GOLDEN - The National Renewable Energy Laboratory has selected Hewlett-Packard and Intel to provide an energy-efficient super-fast computer system that will be used for clean-energy technology research.

The $10 million system will be housed at the Energy Systems Integration Facility, under construction on NREL's campus in Golden.

The new system will expand NREL's modeling and simulation capabilities as it researches solar photovoltaics, wind energy, electric vehicles, buildings technologies and renewable fuels.

The computer system's petascale computing capability (1 million billion calculations per second) will be the world's largest that is dedicated solely to renewable energy and energy efficiency research.

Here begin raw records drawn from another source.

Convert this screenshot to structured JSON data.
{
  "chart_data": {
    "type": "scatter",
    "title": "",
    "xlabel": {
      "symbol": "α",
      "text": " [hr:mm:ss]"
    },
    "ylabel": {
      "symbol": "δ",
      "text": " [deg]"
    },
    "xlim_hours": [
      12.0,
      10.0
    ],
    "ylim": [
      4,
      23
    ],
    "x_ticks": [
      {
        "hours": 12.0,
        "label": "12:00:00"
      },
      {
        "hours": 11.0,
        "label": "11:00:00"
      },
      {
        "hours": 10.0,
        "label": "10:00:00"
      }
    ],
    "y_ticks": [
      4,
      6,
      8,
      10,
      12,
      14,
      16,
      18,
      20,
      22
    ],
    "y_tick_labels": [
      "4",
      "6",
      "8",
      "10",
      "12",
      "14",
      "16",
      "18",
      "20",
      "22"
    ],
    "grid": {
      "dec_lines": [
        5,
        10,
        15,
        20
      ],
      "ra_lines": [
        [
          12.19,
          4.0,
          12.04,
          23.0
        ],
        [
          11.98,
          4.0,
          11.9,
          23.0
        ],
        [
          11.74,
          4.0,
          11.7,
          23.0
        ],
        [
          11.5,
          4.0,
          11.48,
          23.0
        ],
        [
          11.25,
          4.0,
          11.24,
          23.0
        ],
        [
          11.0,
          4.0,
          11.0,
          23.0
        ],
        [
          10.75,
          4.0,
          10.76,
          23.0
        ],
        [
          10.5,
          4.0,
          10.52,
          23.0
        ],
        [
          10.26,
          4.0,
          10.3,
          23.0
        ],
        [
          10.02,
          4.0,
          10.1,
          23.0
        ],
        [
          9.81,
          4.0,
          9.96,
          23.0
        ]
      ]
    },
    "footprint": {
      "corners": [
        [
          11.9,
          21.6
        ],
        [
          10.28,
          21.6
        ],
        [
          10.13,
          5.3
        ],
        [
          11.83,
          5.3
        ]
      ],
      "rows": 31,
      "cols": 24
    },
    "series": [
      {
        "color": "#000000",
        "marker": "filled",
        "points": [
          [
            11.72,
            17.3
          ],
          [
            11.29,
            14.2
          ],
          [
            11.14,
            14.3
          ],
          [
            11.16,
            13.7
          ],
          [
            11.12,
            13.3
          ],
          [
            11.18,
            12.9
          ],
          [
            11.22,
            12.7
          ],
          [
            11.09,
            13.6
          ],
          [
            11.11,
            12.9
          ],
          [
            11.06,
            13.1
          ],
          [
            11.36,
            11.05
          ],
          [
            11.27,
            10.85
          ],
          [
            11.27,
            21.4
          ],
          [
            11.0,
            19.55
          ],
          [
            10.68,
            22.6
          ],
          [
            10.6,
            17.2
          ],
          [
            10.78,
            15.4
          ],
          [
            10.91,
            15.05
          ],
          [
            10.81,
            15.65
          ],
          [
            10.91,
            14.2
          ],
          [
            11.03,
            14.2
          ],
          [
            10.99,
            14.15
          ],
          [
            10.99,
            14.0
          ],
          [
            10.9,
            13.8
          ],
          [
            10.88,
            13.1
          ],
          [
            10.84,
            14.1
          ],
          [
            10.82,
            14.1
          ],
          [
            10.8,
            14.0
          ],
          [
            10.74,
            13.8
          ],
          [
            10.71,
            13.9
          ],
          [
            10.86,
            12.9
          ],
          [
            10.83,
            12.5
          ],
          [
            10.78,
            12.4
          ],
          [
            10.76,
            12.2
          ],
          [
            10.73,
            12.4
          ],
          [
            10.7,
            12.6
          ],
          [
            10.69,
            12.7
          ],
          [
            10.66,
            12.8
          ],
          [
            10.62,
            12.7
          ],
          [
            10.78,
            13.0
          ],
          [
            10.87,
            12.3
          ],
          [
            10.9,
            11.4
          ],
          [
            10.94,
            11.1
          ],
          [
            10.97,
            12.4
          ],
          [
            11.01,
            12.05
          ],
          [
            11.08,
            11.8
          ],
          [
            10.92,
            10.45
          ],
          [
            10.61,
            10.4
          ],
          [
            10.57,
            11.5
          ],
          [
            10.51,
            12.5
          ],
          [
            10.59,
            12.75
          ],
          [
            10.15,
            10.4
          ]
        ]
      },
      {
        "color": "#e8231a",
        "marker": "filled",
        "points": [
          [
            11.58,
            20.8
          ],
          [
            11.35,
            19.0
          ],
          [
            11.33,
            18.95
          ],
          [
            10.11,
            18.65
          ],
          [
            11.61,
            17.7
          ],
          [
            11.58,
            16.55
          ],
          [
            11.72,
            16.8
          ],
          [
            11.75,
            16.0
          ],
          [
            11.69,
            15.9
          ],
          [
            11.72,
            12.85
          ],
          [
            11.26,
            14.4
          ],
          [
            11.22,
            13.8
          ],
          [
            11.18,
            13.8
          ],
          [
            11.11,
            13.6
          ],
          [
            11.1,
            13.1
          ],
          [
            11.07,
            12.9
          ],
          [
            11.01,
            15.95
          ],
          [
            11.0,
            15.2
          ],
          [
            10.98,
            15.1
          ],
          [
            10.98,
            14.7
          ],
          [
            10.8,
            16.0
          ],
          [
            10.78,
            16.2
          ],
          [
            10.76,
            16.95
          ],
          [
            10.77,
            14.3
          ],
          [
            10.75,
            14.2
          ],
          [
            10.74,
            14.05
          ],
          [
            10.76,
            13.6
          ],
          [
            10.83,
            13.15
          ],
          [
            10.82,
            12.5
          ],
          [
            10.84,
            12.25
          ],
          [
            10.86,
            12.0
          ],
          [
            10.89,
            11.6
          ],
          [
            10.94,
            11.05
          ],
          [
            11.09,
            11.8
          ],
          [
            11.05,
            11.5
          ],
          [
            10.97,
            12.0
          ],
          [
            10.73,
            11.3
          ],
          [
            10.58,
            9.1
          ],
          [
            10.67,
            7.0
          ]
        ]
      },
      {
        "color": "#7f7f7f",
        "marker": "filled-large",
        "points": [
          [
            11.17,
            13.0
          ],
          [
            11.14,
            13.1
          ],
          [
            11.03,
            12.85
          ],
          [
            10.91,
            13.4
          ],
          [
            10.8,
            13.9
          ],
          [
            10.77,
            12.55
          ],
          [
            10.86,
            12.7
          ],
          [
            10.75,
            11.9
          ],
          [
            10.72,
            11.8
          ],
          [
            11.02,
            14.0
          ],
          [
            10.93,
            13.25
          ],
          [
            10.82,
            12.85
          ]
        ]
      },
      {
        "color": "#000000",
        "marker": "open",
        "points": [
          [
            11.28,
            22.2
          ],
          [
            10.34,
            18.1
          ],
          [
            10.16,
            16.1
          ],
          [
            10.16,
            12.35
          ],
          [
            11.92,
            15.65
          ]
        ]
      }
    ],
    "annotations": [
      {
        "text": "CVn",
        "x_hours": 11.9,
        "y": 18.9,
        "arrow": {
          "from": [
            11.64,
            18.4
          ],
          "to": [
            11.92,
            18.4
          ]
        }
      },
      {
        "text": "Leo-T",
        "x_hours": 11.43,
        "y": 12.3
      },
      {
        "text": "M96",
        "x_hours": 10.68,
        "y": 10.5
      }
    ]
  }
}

"This unique capability sets NREL apart in our ability to continue groundbreaking research and analysis," said Dan Arvizu, NREL's director "In partnership with H-P and Intel, NREL is acquiring one of the most energy efficient, high-performance computer systems in the world for our research."

The center is designed to be the world's most energy efficient, with an annualized average power usage effectiveness, or PUE, rating of 1.06 or better. The average data center operates with a PUE of 1.91, according to 2009 data from the Environmental Protection Agency's EnergyStar Program.

NREL's data-center project features a technology, currently under development, that uses warm water in the computing rack to efficiently cool the servers. The heat from the computer system will be used as the primary heat source in the facility's offices and lab space. Excess heat can also be exported to adjacent buildings and other areas of the NREL campus.

The system will include scalable H-P ProLiant SL230s and SL250s Generation 8 servers based on eight-core Intel Xeon E5-2670 processors as well as the next generation of servers featuring future 22nm Ivy Bridge architecture-based Intel Xeon processors and Intel Many Integrated Core architecture-based Intel Xeon Phi co-processors.

The first phase of the high-performance computer installation will begin in November, reaching petascale capacity in the summer of 2013.

H-P and Intel were selected after a competitive, open procurement process.